Speaking from experience, I cried when a cat walked away while I was scratching it. While crying, I judged myself and also questioned my sanity. I’m really not that emotional a person usually, but hormones right? *mind blown*
The only thing I can say is, the more we try to contain ourselves, the more we can’t. Mainly because we’re making more mental notes about that mental note that we eventually become a little mental and boy, you better not be breathing loudly next to me because if I can hear you, I’ll end you.
You’re supposed to be human, but once again this period of psychosis subjects you to tremendous stress and anxiety so you’re better off lying down, or so you think. Moping around kinda just makes it worse.
Apart from lying down, you also gorge on chocolates because a little birdy once told the female species that they’re good for stress and life and health and wellness. A chocolate a day keeps the doctor away, yes?
Because obviously it’s the best time to go out on dates. Like what could go wrong right? Except that he might think you’re a psycho bitch that cries over a stray cat walking away from you.
Or that you yelled at someone who breathed a tad bit heavier than usual. No sweat. Because if he can’t handle you at your worst he doesn’t deserve you at all right?
It’s almost like living life on the edge, adrenaline addict. Make everyday life into a challenge because through this, you grow.
Contest if you can go to the toilet enough without looking like you’re secretly housing someone in there and yet also making sure that the blood flow is contained such that it won’t stain your white bottoms.
Under no reason should a boyfriend be subjected to your emotional distress.
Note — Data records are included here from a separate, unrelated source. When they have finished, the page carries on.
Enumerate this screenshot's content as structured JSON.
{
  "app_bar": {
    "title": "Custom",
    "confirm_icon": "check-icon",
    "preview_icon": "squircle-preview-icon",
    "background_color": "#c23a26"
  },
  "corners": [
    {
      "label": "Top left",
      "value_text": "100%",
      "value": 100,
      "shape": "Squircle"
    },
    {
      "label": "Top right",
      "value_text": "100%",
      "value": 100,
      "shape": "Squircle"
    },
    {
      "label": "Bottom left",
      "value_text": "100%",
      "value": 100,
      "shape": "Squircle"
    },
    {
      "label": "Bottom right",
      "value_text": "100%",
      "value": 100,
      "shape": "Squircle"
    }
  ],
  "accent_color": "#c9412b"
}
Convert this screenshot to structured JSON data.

But I know, he’s the closest to you, he’s your comfort and all you want is him to be there.
Except that you can’t control your emotions and when he’s there you start pushing him away and don your best murderous look, keeping him constantly confused as to what he has done to deserve this. Absolutely nothing.
And while you’re battling internally to not lash out, he goes, ‘Are you PMS–ing?’.
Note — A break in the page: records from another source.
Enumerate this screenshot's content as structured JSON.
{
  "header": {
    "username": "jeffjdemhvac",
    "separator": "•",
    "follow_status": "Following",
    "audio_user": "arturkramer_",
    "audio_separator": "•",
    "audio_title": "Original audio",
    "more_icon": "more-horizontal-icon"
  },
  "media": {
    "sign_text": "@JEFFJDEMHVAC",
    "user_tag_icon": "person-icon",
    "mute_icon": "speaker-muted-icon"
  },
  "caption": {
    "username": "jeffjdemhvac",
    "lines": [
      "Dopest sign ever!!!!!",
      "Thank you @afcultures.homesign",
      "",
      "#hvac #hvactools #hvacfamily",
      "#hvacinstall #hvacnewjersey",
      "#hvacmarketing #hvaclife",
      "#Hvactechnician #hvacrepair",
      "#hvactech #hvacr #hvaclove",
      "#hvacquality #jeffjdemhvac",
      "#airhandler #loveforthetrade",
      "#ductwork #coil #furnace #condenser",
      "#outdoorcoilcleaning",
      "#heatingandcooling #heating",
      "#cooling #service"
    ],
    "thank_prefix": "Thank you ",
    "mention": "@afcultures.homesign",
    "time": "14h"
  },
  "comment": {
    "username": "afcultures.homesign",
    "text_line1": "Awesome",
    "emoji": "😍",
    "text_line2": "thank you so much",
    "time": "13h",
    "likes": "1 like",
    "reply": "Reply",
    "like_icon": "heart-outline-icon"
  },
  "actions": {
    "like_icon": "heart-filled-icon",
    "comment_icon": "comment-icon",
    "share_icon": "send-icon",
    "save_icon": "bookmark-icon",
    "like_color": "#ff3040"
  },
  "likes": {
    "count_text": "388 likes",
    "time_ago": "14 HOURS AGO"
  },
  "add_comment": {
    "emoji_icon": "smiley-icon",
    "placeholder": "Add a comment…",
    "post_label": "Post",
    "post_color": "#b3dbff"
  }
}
This is the point where we feel terribly sorry for the male species.
You’re gonna go batshit crazy whether you like it or not, and if you happen to have a little demon crawling around in your womb, chances are you’ll probably want to win the debate and say things you don’t mean or even believe in.
So go on, start that argument and ruin friendships.
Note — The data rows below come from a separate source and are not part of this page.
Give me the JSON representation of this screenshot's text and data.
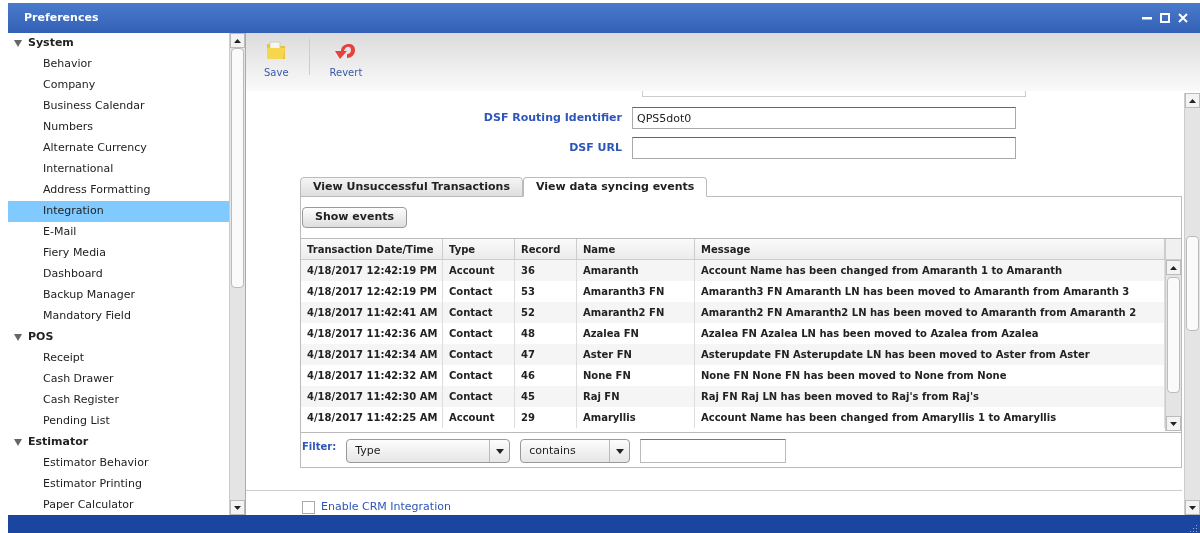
{
  "window": {
    "title": "Preferences"
  },
  "sidebar": {
    "groups": [
      {
        "label": "System",
        "expanded": true,
        "children": [
          {
            "label": "Behavior",
            "selected": false
          },
          {
            "label": "Company",
            "selected": false
          },
          {
            "label": "Business Calendar",
            "selected": false
          },
          {
            "label": "Numbers",
            "selected": false
          },
          {
            "label": "Alternate Currency",
            "selected": false
          },
          {
            "label": "International",
            "selected": false
          },
          {
            "label": "Address Formatting",
            "selected": false
          },
          {
            "label": "Integration",
            "selected": true
          },
          {
            "label": "E-Mail",
            "selected": false
          },
          {
            "label": "Fiery Media",
            "selected": false
          },
          {
            "label": "Dashboard",
            "selected": false
          },
          {
            "label": "Backup Manager",
            "selected": false
          },
          {
            "label": "Mandatory Field",
            "selected": false
          }
        ]
      },
      {
        "label": "POS",
        "expanded": true,
        "children": [
          {
            "label": "Receipt",
            "selected": false
          },
          {
            "label": "Cash Drawer",
            "selected": false
          },
          {
            "label": "Cash Register",
            "selected": false
          },
          {
            "label": "Pending List",
            "selected": false
          }
        ]
      },
      {
        "label": "Estimator",
        "expanded": true,
        "children": [
          {
            "label": "Estimator Behavior",
            "selected": false
          },
          {
            "label": "Estimator Printing",
            "selected": false
          },
          {
            "label": "Paper Calculator",
            "selected": false
          }
        ]
      }
    ]
  },
  "toolbar": [
    {
      "label": "Save",
      "kind": "save"
    },
    {
      "label": "Revert",
      "kind": "revert"
    }
  ],
  "fields": [
    {
      "label": "DSF Routing Identifier",
      "value": "QPS5dot0"
    },
    {
      "label": "DSF URL"
    }
  ],
  "tabs": [
    {
      "label": "View Unsuccessful Transactions",
      "selected": false
    },
    {
      "label": "View data syncing events",
      "selected": true
    }
  ],
  "show_events_button": "Show events",
  "table": {
    "columns": [
      "Transaction Date/Time",
      "Type",
      "Record",
      "Name",
      "Message"
    ],
    "rows": [
      [
        "4/18/2017 12:42:19 PM",
        "Account",
        "36",
        "Amaranth",
        "Account Name has been changed from Amaranth 1 to Amaranth"
      ],
      [
        "4/18/2017 12:42:19 PM",
        "Contact",
        "53",
        "Amaranth3 FN",
        "Amaranth3 FN Amaranth LN has been moved to Amaranth from Amaranth 3"
      ],
      [
        "4/18/2017 11:42:41 AM",
        "Contact",
        "52",
        "Amaranth2 FN",
        "Amaranth2 FN Amaranth2 LN has been moved to Amaranth from Amaranth 2"
      ],
      [
        "4/18/2017 11:42:36 AM",
        "Contact",
        "48",
        "Azalea FN",
        "Azalea FN Azalea LN has been moved to Azalea from Azalea"
      ],
      [
        "4/18/2017 11:42:34 AM",
        "Contact",
        "47",
        "Aster FN",
        "Asterupdate FN Asterupdate LN has been moved to Aster from Aster"
      ],
      [
        "4/18/2017 11:42:32 AM",
        "Contact",
        "46",
        "None FN",
        "None FN None FN has been moved to None from None"
      ],
      [
        "4/18/2017 11:42:30 AM",
        "Contact",
        "45",
        "Raj FN",
        "Raj FN Raj LN has been moved to Raj's from Raj's"
      ],
      [
        "4/18/2017 11:42:25 AM",
        "Account",
        "29",
        "Amaryllis",
        "Account Name has been changed from Amaryllis 1 to Amaryllis"
      ]
    ]
  },
  "filter": {
    "label": "Filter:",
    "field": "Type",
    "operator": "contains"
  },
  "crm": {
    "label": "Enable CRM Integration",
    "checked": false
  }
}
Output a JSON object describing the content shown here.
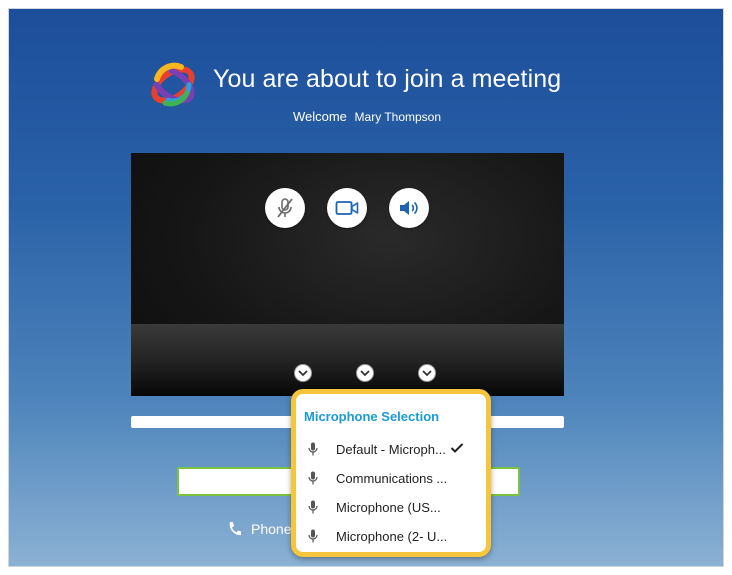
{
  "header": {
    "title": "You are about to join a meeting",
    "welcome_label": "Welcome",
    "user_name": "Mary Thompson"
  },
  "logo": {
    "icon": "colorful-swirl-logo"
  },
  "controls": {
    "mic_icon": "microphone-muted-icon",
    "camera_icon": "video-camera-icon",
    "speaker_icon": "speaker-icon"
  },
  "phone": {
    "label": "Phone"
  },
  "microphone_dropdown": {
    "title": "Microphone Selection",
    "items": [
      {
        "label": "Default - Microph...",
        "selected": true
      },
      {
        "label": "Communications ...",
        "selected": false
      },
      {
        "label": "Microphone (US...",
        "selected": false
      },
      {
        "label": "Microphone (2- U...",
        "selected": false
      }
    ]
  },
  "colors": {
    "accent_title": "#1a9bd7",
    "dropdown_border": "#f6c53c",
    "button_border": "#7cc242",
    "background_top": "#1c4e9a"
  }
}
You’re going to end up in an argument, period.
Just because you don’t want to face a bloody mess huh. Take my word for it, suddenly I become this grand lazy worm that literally debates internally for a good long time if it’s worth it to get up and face the mess.
But soon enough you’ll realise that’s a bad move and you would’ve stained your clothing by then.
So here’s a good list of things you should not do when you’re PMS-ing because you’re only going to feel worse. But who are we kidding right, try as you may, temptation befalls and you succumb to it. It then becomes a cyclical process and you’re eternally incarcerated in this PMS vortex and it goes on and on and on…
But that aside, I really think the first step to climbing out of the abyss is to accept that there are days where you will feel completely irrational and overly frustrated at things that don’t matter on normal days. When that happens and you draw a link to PMS, know that these are hormones in play and you’re not that psychotic. In acceptance, you will find emancipation.
So before committing any drastic actions, think twice and rationalise the decision because you’re well aware that your hormones are small-scale controlling you during this period. But you know, just take it easy yo, bleeding out once a month is going to take a toll on anyone.